Frederick Nicholas Loveroff OSA ARCA

1890/94 - 1959

Born in Tiflis, Russia, his mother died when he was very young. His father brought him to Canada in 1900 and they settled in Saskatchewan. They were “Independent” Doukhobors. From 1903 to 1906 Fred Loveroff attended school at Moylan, Pennsylvania, under the auspices of the Society of Quakers. His father was a farmer and when Fred was old enough he secured his own homestead near Borden, Saskatchewan.
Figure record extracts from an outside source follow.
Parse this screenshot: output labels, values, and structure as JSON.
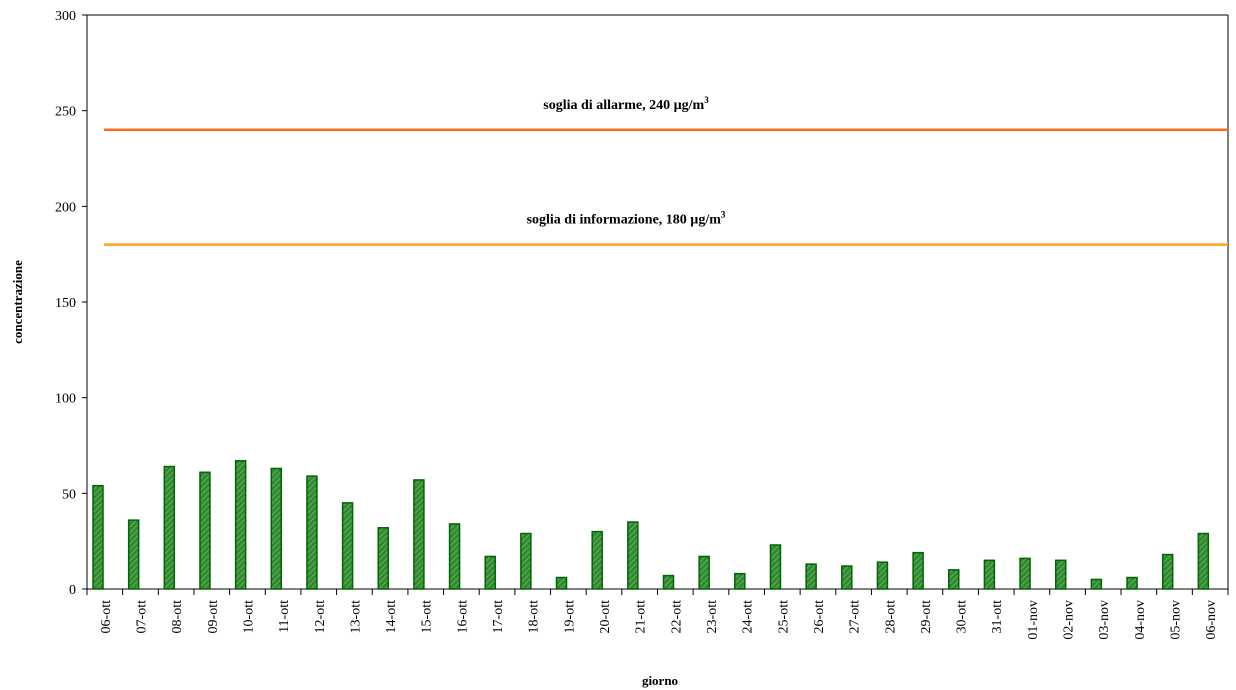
{
  "chart_data": {
    "type": "bar",
    "categories": [
      "06-ott",
      "07-ott",
      "08-ott",
      "09-ott",
      "10-ott",
      "11-ott",
      "12-ott",
      "13-ott",
      "14-ott",
      "15-ott",
      "16-ott",
      "17-ott",
      "18-ott",
      "19-ott",
      "20-ott",
      "21-ott",
      "22-ott",
      "23-ott",
      "24-ott",
      "25-ott",
      "26-ott",
      "27-ott",
      "28-ott",
      "29-ott",
      "30-ott",
      "31-ott",
      "01-nov",
      "02-nov",
      "03-nov",
      "04-nov",
      "05-nov",
      "06-nov"
    ],
    "values": [
      54,
      36,
      64,
      61,
      67,
      63,
      59,
      45,
      32,
      57,
      34,
      17,
      29,
      6,
      30,
      35,
      7,
      17,
      8,
      23,
      13,
      12,
      14,
      19,
      10,
      15,
      16,
      15,
      5,
      6,
      18,
      29
    ],
    "xlabel": "giorno",
    "ylabel": "concentrazione",
    "ylim": [
      0,
      300
    ],
    "yticks": [
      0,
      50,
      100,
      150,
      200,
      250,
      300
    ],
    "grid": false,
    "bar_color": "#2e8b2e",
    "bar_edge_color": "#006400",
    "thresholds": [
      {
        "value": 240,
        "label": "soglia di allarme,   240 µg/m",
        "sup": "3",
        "color": "#ff6a1a"
      },
      {
        "value": 180,
        "label": "soglia di informazione,  180 µg/m",
        "sup": "3",
        "color": "#ffa31a"
      }
    ]
  }
}
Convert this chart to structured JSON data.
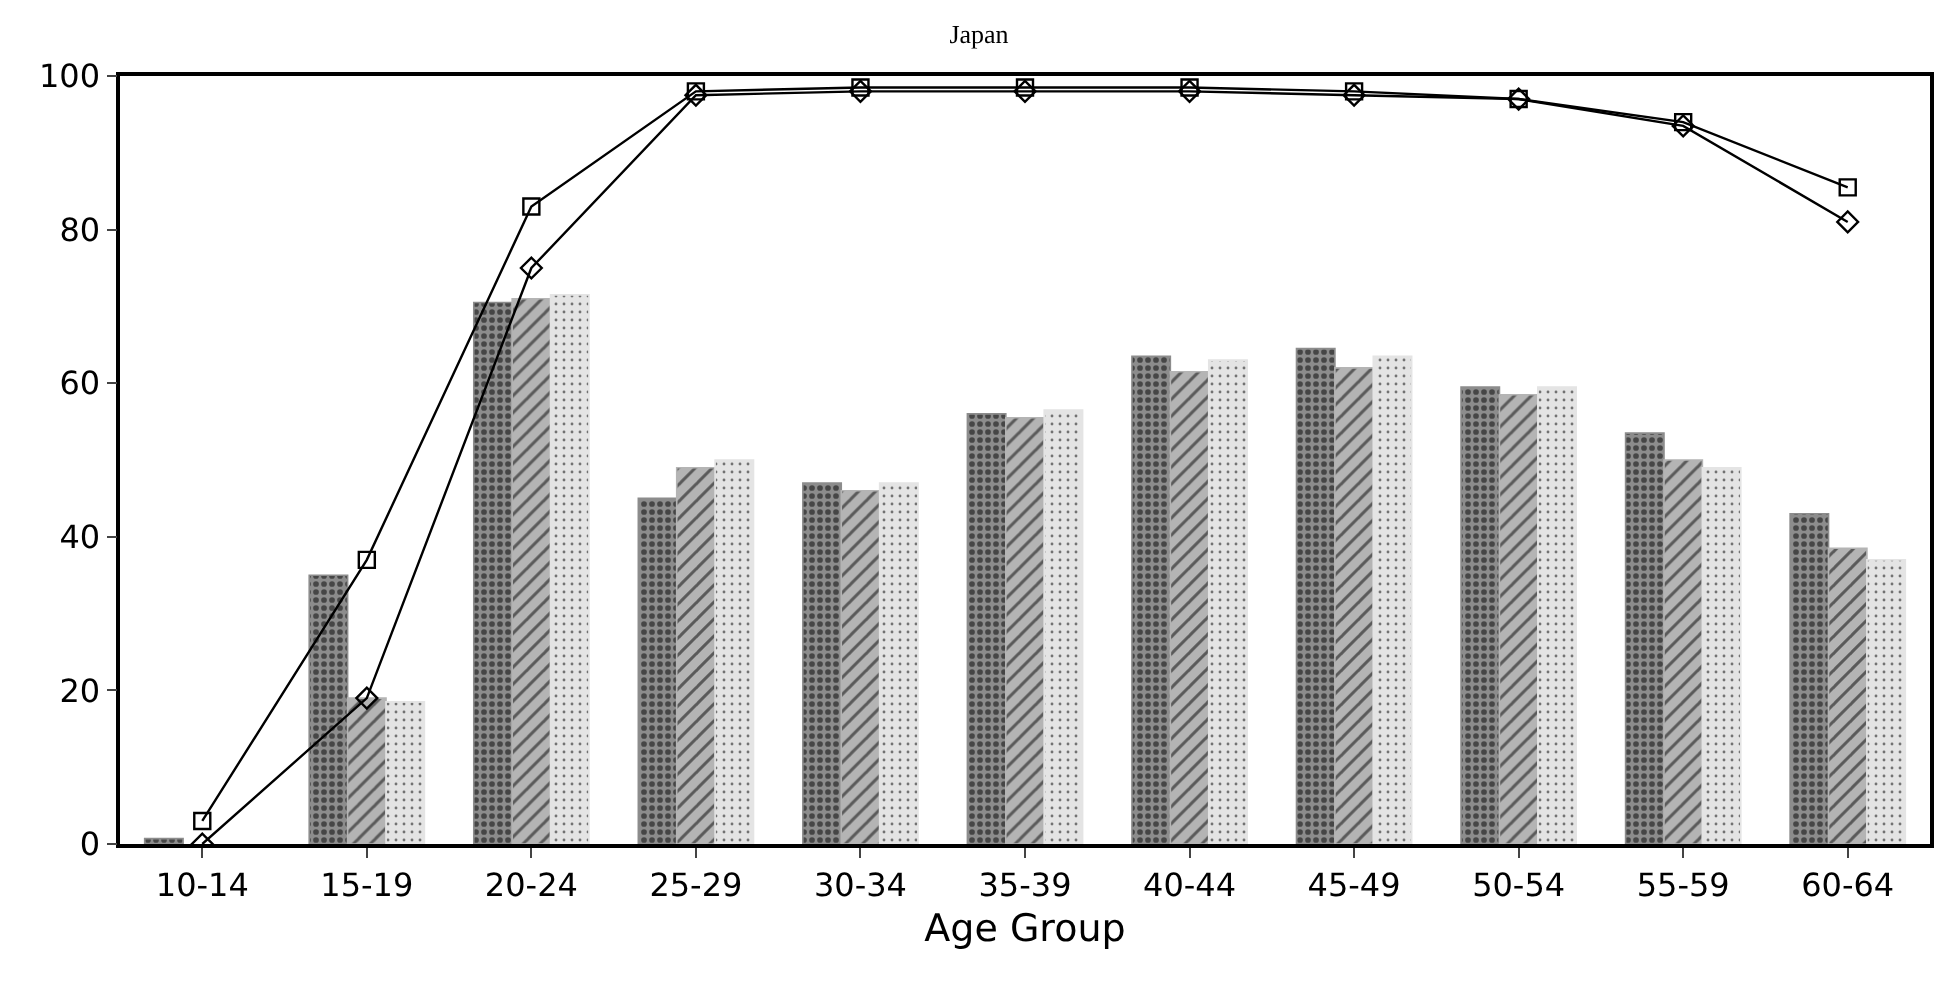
{
  "chart_data": {
    "type": "bar",
    "title": "Japan",
    "xlabel": "Age Group",
    "categories": [
      "10-14",
      "15-19",
      "20-24",
      "25-29",
      "30-34",
      "35-39",
      "40-44",
      "45-49",
      "50-54",
      "55-59",
      "60-64"
    ],
    "series": [
      {
        "type": "bar",
        "color": "#8c8c8c",
        "values": [
          0.7,
          35,
          70.5,
          45,
          47,
          56,
          63.5,
          64.5,
          59.5,
          53.5,
          43
        ]
      },
      {
        "type": "bar",
        "color": "#b4b4b4",
        "values": [
          null,
          19,
          71,
          49,
          46,
          55.5,
          61.5,
          62,
          58.5,
          50,
          38.5
        ]
      },
      {
        "type": "bar",
        "color": "#e4e4e4",
        "values": [
          null,
          18.5,
          71.5,
          50,
          47,
          56.5,
          63,
          63.5,
          59.5,
          49,
          37
        ]
      },
      {
        "type": "line",
        "color": "#000000",
        "marker": "square",
        "values": [
          3,
          37,
          83,
          98,
          98.5,
          98.5,
          98.5,
          98,
          97,
          94,
          85.5
        ]
      },
      {
        "type": "line",
        "color": "#000000",
        "marker": "diamond",
        "values": [
          0,
          19,
          75,
          97.5,
          98,
          98,
          98,
          97.5,
          97,
          93.5,
          81
        ]
      }
    ],
    "ylim": [
      0,
      100
    ],
    "yticks": [
      0,
      20,
      40,
      60,
      80,
      100
    ],
    "grid": false
  }
}
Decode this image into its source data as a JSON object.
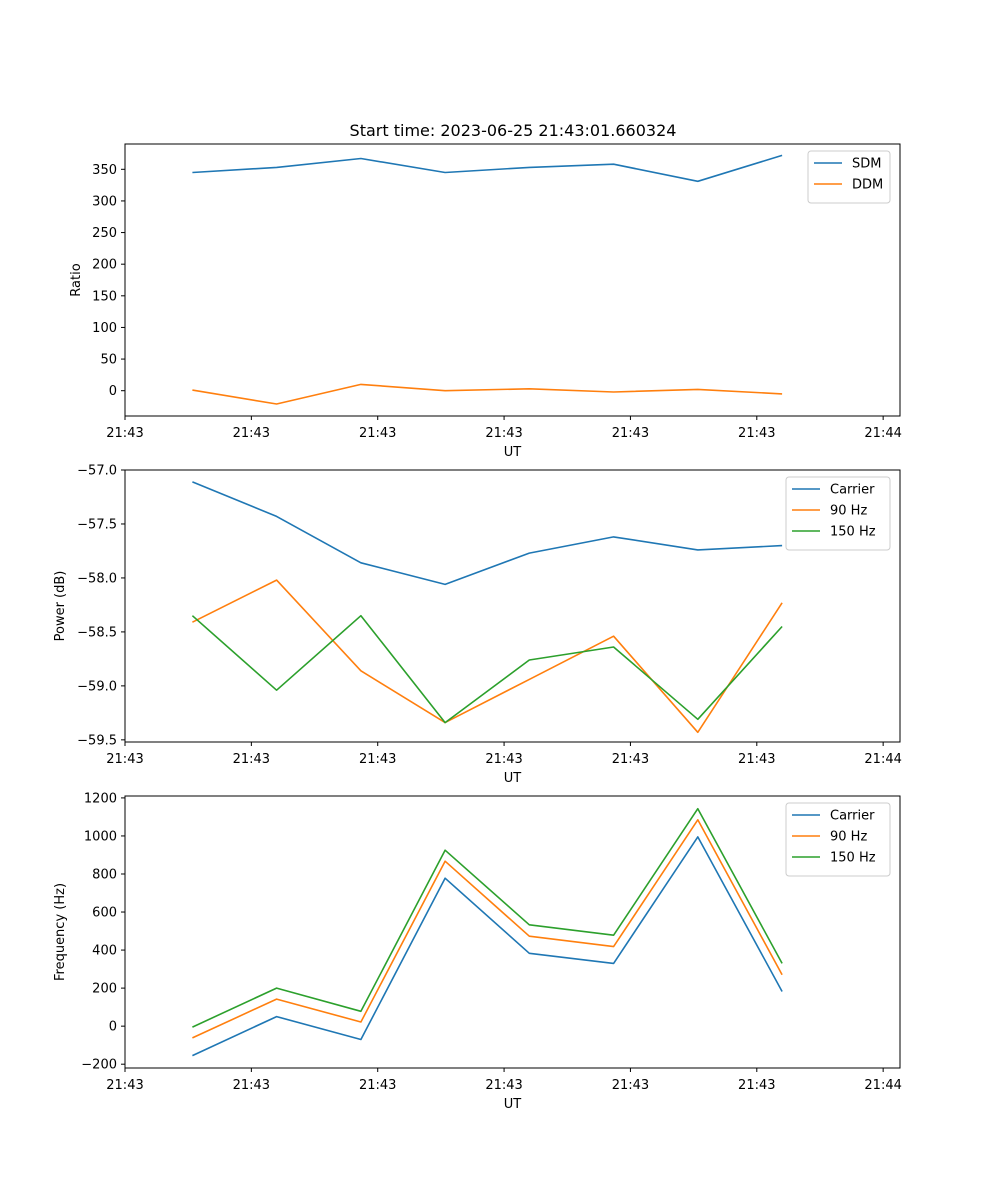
{
  "figure": {
    "title": "Start time: 2023-06-25 21:43:01.660324"
  },
  "colors": {
    "blue": "#1f77b4",
    "orange": "#ff7f0e",
    "green": "#2ca02c"
  },
  "chart_data": [
    {
      "type": "line",
      "title": "Start time: 2023-06-25 21:43:01.660324",
      "xlabel": "UT",
      "ylabel": "Ratio",
      "x": [
        1,
        2,
        3,
        4,
        5,
        6,
        7,
        8
      ],
      "xlim": [
        0.2,
        9.4
      ],
      "xticks": [
        0.2,
        1.7,
        3.2,
        4.7,
        6.2,
        7.7,
        9.2
      ],
      "xtick_labels": [
        "21:43",
        "21:43",
        "21:43",
        "21:43",
        "21:43",
        "21:43",
        "21:44"
      ],
      "ylim": [
        -40,
        390
      ],
      "yticks": [
        0,
        50,
        100,
        150,
        200,
        250,
        300,
        350
      ],
      "ytick_labels": [
        "0",
        "50",
        "100",
        "150",
        "200",
        "250",
        "300",
        "350"
      ],
      "legend": "upper right",
      "series": [
        {
          "name": "SDM",
          "color": "#1f77b4",
          "values": [
            345,
            353,
            367,
            345,
            353,
            358,
            331,
            372
          ]
        },
        {
          "name": "DDM",
          "color": "#ff7f0e",
          "values": [
            1,
            -21,
            10,
            0,
            3,
            -2,
            2,
            -5
          ]
        }
      ]
    },
    {
      "type": "line",
      "xlabel": "UT",
      "ylabel": "Power (dB)",
      "x": [
        1,
        2,
        3,
        4,
        5,
        6,
        7,
        8
      ],
      "xlim": [
        0.2,
        9.4
      ],
      "xticks": [
        0.2,
        1.7,
        3.2,
        4.7,
        6.2,
        7.7,
        9.2
      ],
      "xtick_labels": [
        "21:43",
        "21:43",
        "21:43",
        "21:43",
        "21:43",
        "21:43",
        "21:44"
      ],
      "ylim": [
        -59.52,
        -57.0
      ],
      "yticks": [
        -57.0,
        -57.5,
        -58.0,
        -58.5,
        -59.0,
        -59.5
      ],
      "ytick_labels": [
        "−57.0",
        "−57.5",
        "−58.0",
        "−58.5",
        "−59.0",
        "−59.5"
      ],
      "legend": "upper right",
      "series": [
        {
          "name": "Carrier",
          "color": "#1f77b4",
          "values": [
            -57.11,
            -57.43,
            -57.86,
            -58.06,
            -57.77,
            -57.62,
            -57.74,
            -57.7
          ]
        },
        {
          "name": "90 Hz",
          "color": "#ff7f0e",
          "values": [
            -58.41,
            -58.02,
            -58.86,
            -59.34,
            -58.94,
            -58.54,
            -59.43,
            -58.23
          ]
        },
        {
          "name": "150 Hz",
          "color": "#2ca02c",
          "values": [
            -58.35,
            -59.04,
            -58.35,
            -59.34,
            -58.76,
            -58.64,
            -59.31,
            -58.45
          ]
        }
      ]
    },
    {
      "type": "line",
      "xlabel": "UT",
      "ylabel": "Frequency (Hz)",
      "x": [
        1,
        2,
        3,
        4,
        5,
        6,
        7,
        8
      ],
      "xlim": [
        0.2,
        9.4
      ],
      "xticks": [
        0.2,
        1.7,
        3.2,
        4.7,
        6.2,
        7.7,
        9.2
      ],
      "xtick_labels": [
        "21:43",
        "21:43",
        "21:43",
        "21:43",
        "21:43",
        "21:43",
        "21:44"
      ],
      "ylim": [
        -220,
        1210
      ],
      "yticks": [
        -200,
        0,
        200,
        400,
        600,
        800,
        1000,
        1200
      ],
      "ytick_labels": [
        "−200",
        "0",
        "200",
        "400",
        "600",
        "800",
        "1000",
        "1200"
      ],
      "legend": "upper right",
      "series": [
        {
          "name": "Carrier",
          "color": "#1f77b4",
          "values": [
            -155,
            50,
            -70,
            778,
            383,
            330,
            995,
            182
          ]
        },
        {
          "name": "90 Hz",
          "color": "#ff7f0e",
          "values": [
            -62,
            142,
            22,
            867,
            473,
            418,
            1085,
            270
          ]
        },
        {
          "name": "150 Hz",
          "color": "#2ca02c",
          "values": [
            -5,
            200,
            78,
            925,
            533,
            478,
            1143,
            330
          ]
        }
      ]
    }
  ]
}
In 1913 at the age of nineteen, Fred Loveroff enrolled in the Central Ontario School of Art where he studied for the next four years under G.A. Reid, J.W. Beatty, and J.E.H. MacDonald. He received his A.O.C.A. in 1917. In 1920 he was elected an Associate of the Royal Canadian Academy. During the relatively short period of his painting career, 1918-1934, he enjoyed the satisfaction of knowing that his paintings were being exhibited and published.

Describing his work in The Canadian Collector Peter Millard noted, “Loveroff’s paintings are best considered in two groups, firstly the finished studio paintings and secondly the little oil sketches, many of which were probably intended merely as preliminary studies. I have not been able to examine many pictures of the first kind, but those I have seen are crisp, strong landscapes whose chief delight is in their Impressionist colouring. Shadows, which at first sight seem merely darker in tone, on closer examination yield up rich and extraordinary colour… In addition to the more formal pictures, Loveroff has left behind him a large number of small oil sketches, now preserved in one collection in Saskatoon. Seldom dated and often unsigned, they apparently represent his entire painting career, brief as it was.”

It was during the Depression that the market for his paintings declined sharply. It is believed because the situation seemed hopeless, he departed for California in 1934 – once again to make his living as a farmer. It is believed that he never took up his brushes again. He died in 1960 at the age of sixty-six after a rapidly failing health.

He is represented in the permanent collections of the National Gallery of Canada, Hart House U. of T., the Art Gallery of Ontario and elsewhere.